Atualizado em 12/09/2018 00:00

Oito mandados de busca e apreensão e de prisão temporária foram cumpridos em Araguaína na manhã desta quinta-feira, 13, pelo Grupo de Atuação Especial de Combate ao Crime Organizado do Ministério Público Estadual (Gaeco/MPE) com o apoio da Polícia Civil, em operação que visa colher provas acerca de fraudes na emissão de Carteiras Nacionais de Habilitação (CNHs).

Os alvos da operação foram seis servidores da Circunscrição Regional de Trânsito (Ciretran) de Araguaína e dois proprietários de autoescola, supostamente envolvidos no esquema.

Gilmar Costa Oliveira, proprietário da Autoescola Ideal, é também vereador por Araguaína, o que levou à realização de busca e apreensão na Câmara Municipal, em seu gabinete. O outro empresário preso temporariamente é Cleiton Coelho, da Auto Escola Opção.

Pela participação na Ciretran, foram presos os servidores Hélio Marcos Ferreira Sousa, Irismar Rodrigues, Célio Raildo Pereira Ribeiro, Jaésia Alves Oliveira, Fábio Fernandes Barroso e Alex André Escobar Morales. Nenhum é servidor de carreira do órgão.

As prisões temporárias têm prazo de cinco dias, sendo passíveis de renovação. Os mandados foram expedidos pela 2ª Vara Criminal de Araguaína, a partir de Ação Cautelar de Busca e Apreensão e de Representação por Prisão Temporária, proposta pelo Ministério Público Estadual.

Investigação
A investigação sobre as fraudes teve início em fevereiro de 2016, sendo realizada pelo Grupo de Atuação Especial de Combate ao Crime Organizado (Gaeco) do MPE, a partir de denúncia apresentada pela direção do Departamento Estadual de Trânsito (Detran). Na época foi apontado que o esquema de corrupção já funcionava há algum tempo.

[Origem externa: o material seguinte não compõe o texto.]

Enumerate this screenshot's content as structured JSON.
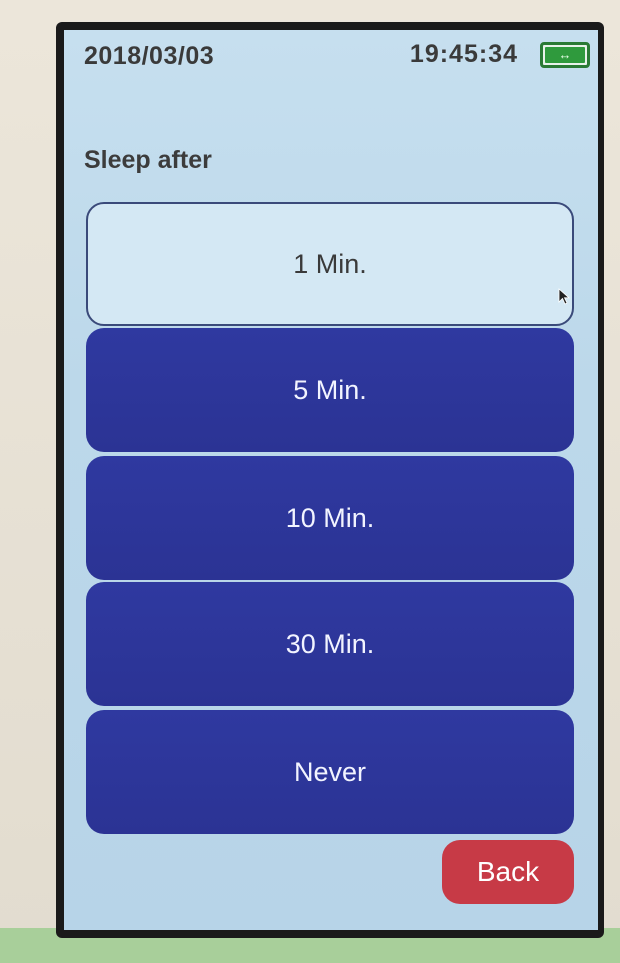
{
  "status_bar": {
    "date": "2018/03/03",
    "time": "19:45:34",
    "battery_icon": "battery-charging-icon",
    "battery_glyph": "↔"
  },
  "screen": {
    "title": "Sleep after"
  },
  "options": [
    {
      "label": "1 Min.",
      "selected": true
    },
    {
      "label": "5 Min.",
      "selected": false
    },
    {
      "label": "10 Min.",
      "selected": false
    },
    {
      "label": "30 Min.",
      "selected": false
    },
    {
      "label": "Never",
      "selected": false
    }
  ],
  "back_button": {
    "label": "Back"
  },
  "colors": {
    "screen_background": "#c0dbec",
    "option_selected_background": "#d4e8f4",
    "option_unselected_background": "#2f39a0",
    "back_button": "#c73a46",
    "battery": "#2f9a3d"
  }
}
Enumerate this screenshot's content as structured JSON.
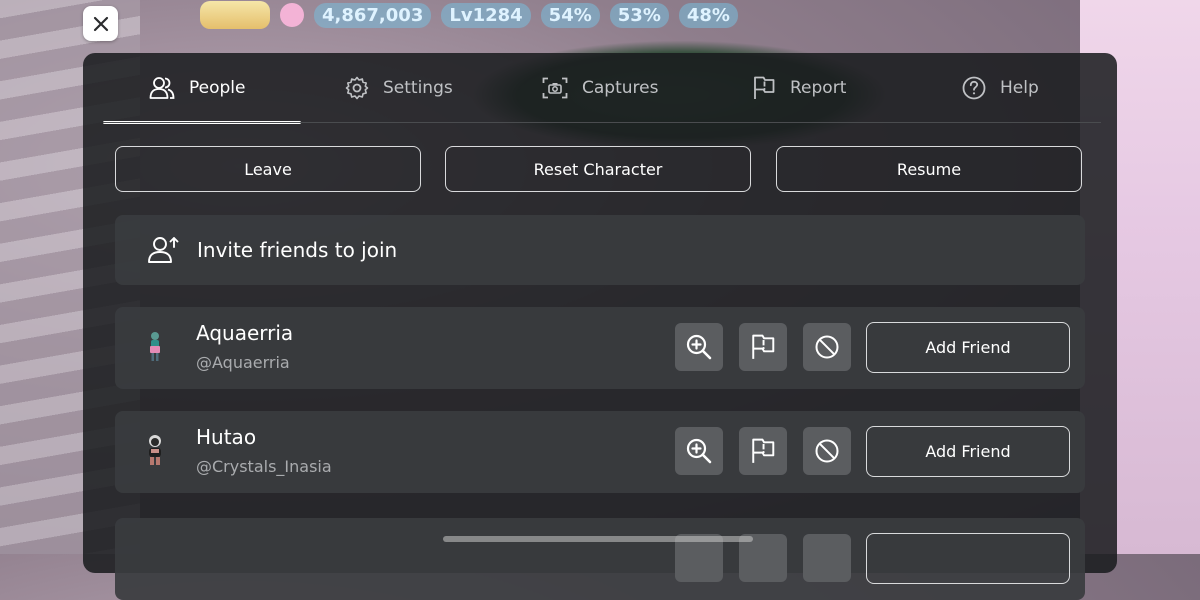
{
  "hud": {
    "gold": "4,867,003",
    "level": "Lv1284",
    "stat1": "54%",
    "stat2": "53%",
    "stat3": "48%"
  },
  "close_icon": "close-icon",
  "tabs": [
    {
      "label": "People",
      "icon": "people-icon",
      "active": true
    },
    {
      "label": "Settings",
      "icon": "gear-icon",
      "active": false
    },
    {
      "label": "Captures",
      "icon": "camera-icon",
      "active": false
    },
    {
      "label": "Report",
      "icon": "flag-icon",
      "active": false
    },
    {
      "label": "Help",
      "icon": "help-icon",
      "active": false
    }
  ],
  "actions": {
    "leave": "Leave",
    "reset": "Reset Character",
    "resume": "Resume"
  },
  "invite": {
    "label": "Invite friends to join",
    "icon": "add-person-icon"
  },
  "players": [
    {
      "name": "Aquaerria",
      "username": "@Aquaerria",
      "add_friend": "Add Friend"
    },
    {
      "name": "Hutao",
      "username": "@Crystals_Inasia",
      "add_friend": "Add Friend"
    }
  ],
  "colors": {
    "panel": "#191b1d",
    "row": "#3a3c3f",
    "icon_button": "#5b5d60",
    "text": "#ffffff",
    "subtext": "#a9abae"
  }
}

Segundo a investigação, CNHs foram emitidas sem que os candidatos a condutor tivessem que se submeter às provas teórica e prática, bem como ao curso de formação oferecido pelas autoescolas. Pela carteira fraudulenta, os interessados chegavam a pagar entre R$ 3 mil e R$ 4 mil, valor que incluía as taxas administrativas do Detran. O dinheiro excedente era repartido entre os participantes do esquema.

Para a efetivação das fraudes, proprietários de autoescola e servidores da Ciretran atuariam de forma articulada, havendo o envolvimento de agentes públicos que atuavam no curso técnico teórico, no exame de legislação de trânsito e no exame de direção veicular.

Para colher provas, o Gaeco contou com a quebra dos sigilos telefônico e bancário dos envolvidos, bem como com a atuação de um agente infiltrado. Este conseguiu obter a CNH submetendo-se apenas à avaliação física e psicológica e ao exame de aptidão física e mental, sem passar pelas aulas oferecidas pela autoescola e pelas provas teórica e prática. A habilitação foi obtida com o intermédio de Gilmar Oliveira, da Autoescola Ideal.


Com a participação do infiltrado, o Gaeco conseguiu tomar conhecimento do modo de operação da quadrilha.

As investigações encontram-se em estágio avançado, podendo vir a ser concluídas após a análise dos computadores, aparelhos celulares e documentos apreendidos na operação desta quinta-feira. Duas armas de fogo também foram apreendidas.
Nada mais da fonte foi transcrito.